Le emozioni ed esperienze vissute e raccolte, furono la base del suo libro capolavoro, Centomila gavette di ghiaccio. Scritto nel 1945-46 e terminato definitivamente nel 1948, venne riscritto dopo aver perso la prima stesura durante l'alluvione del Polesine del 1951, dopo una serie di rifiuti, trovò un editore (Mursia) che lo pubblicò nel 1963. Il libro vinse il Premio Bancarella l'anno successivo.
Nel 1966 pubblicò un secondo libro, "Il peso dello zaino", seguito di Centomila gavette di ghiaccio. Dopo questo furono dati alle stampe molti altri suoi libri tra cui: "La rivolta di Abele"; "Gli Italiani in Russia"; "Nikolajewka: c'ero anch'io"; "Fronte greco-albanese: c'ero anch'io"; "Fronte d'Africa: c'ero anch'io"; "Fronte russo: c'ero anch'io"; "Il Corpo d'Armata Alpino sul fronte russo".
Nel 2004 esce postumo il libro "Il segreto degli alpini", raccolta di scritti dell' autore vicentino sempre edito da Mursia curato dalla moglie Luisa Vecchiato Bedeschi, che ne realizza tra l'altro la breve e toccante introduzione. Nel libro vengono citate le esperienze sul fronte del tenente specie nella raccolta di lettere dal fronte russo datate 1943. Prima di queste una serie di aneddoti che contraddistinguono il corpo degli alpini, ricordi affettuosi e ricostruzioni dettagliate del cappello alpino, dei fedeli muli e del fucile 91 rendono il libro un insieme coinvolgente ed eterogeneo dell'esperienze vissute dall'autore.
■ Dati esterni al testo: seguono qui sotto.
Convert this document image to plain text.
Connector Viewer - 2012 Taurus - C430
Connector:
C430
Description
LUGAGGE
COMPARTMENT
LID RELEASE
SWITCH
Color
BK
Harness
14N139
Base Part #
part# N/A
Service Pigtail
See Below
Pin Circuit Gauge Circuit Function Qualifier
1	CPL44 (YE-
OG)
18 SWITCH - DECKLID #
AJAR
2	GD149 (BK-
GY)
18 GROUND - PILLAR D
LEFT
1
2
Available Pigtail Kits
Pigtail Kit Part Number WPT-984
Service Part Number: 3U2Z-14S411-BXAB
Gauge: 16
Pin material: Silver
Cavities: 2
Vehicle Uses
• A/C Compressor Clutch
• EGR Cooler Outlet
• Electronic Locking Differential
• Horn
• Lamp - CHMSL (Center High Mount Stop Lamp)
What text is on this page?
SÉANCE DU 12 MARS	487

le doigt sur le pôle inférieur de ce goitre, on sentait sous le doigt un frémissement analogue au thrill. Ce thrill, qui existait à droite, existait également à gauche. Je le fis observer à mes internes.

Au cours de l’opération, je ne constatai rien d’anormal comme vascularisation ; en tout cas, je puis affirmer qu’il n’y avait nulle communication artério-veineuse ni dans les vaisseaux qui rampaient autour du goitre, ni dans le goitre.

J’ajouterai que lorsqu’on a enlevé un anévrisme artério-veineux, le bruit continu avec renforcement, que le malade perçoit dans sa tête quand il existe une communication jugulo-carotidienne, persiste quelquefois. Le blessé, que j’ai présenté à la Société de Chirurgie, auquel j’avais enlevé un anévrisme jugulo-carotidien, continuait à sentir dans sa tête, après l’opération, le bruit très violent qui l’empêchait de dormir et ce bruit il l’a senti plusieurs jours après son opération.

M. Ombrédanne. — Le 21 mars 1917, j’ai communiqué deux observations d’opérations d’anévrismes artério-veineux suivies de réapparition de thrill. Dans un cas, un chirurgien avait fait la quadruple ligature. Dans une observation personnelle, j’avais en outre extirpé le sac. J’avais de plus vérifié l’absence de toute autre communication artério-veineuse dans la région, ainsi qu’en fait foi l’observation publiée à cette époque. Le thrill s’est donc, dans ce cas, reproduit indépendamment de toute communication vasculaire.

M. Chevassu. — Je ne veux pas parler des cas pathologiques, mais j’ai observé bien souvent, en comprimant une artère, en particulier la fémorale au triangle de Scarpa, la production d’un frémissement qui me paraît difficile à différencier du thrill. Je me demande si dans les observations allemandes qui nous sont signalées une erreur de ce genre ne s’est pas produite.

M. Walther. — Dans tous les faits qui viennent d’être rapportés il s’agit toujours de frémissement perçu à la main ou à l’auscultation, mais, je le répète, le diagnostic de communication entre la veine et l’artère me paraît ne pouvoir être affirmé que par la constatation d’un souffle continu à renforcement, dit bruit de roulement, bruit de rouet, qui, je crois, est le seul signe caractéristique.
Gli incontri con i suoi compaesani Bepi De Marzi e il paroliere Carlo Geminiani hanno ispirato alcuni dei canti alpini e popolari più belli del musicista e compositore vicentino: "Joska la rossa", "l'Ultima notte", "Il ritorno", "Le voci di Nikolajewka", "Il Golico".
Ad Arzignano inoltre, sua città natale, gli è stata dedicata la nuova biblioteca comunale.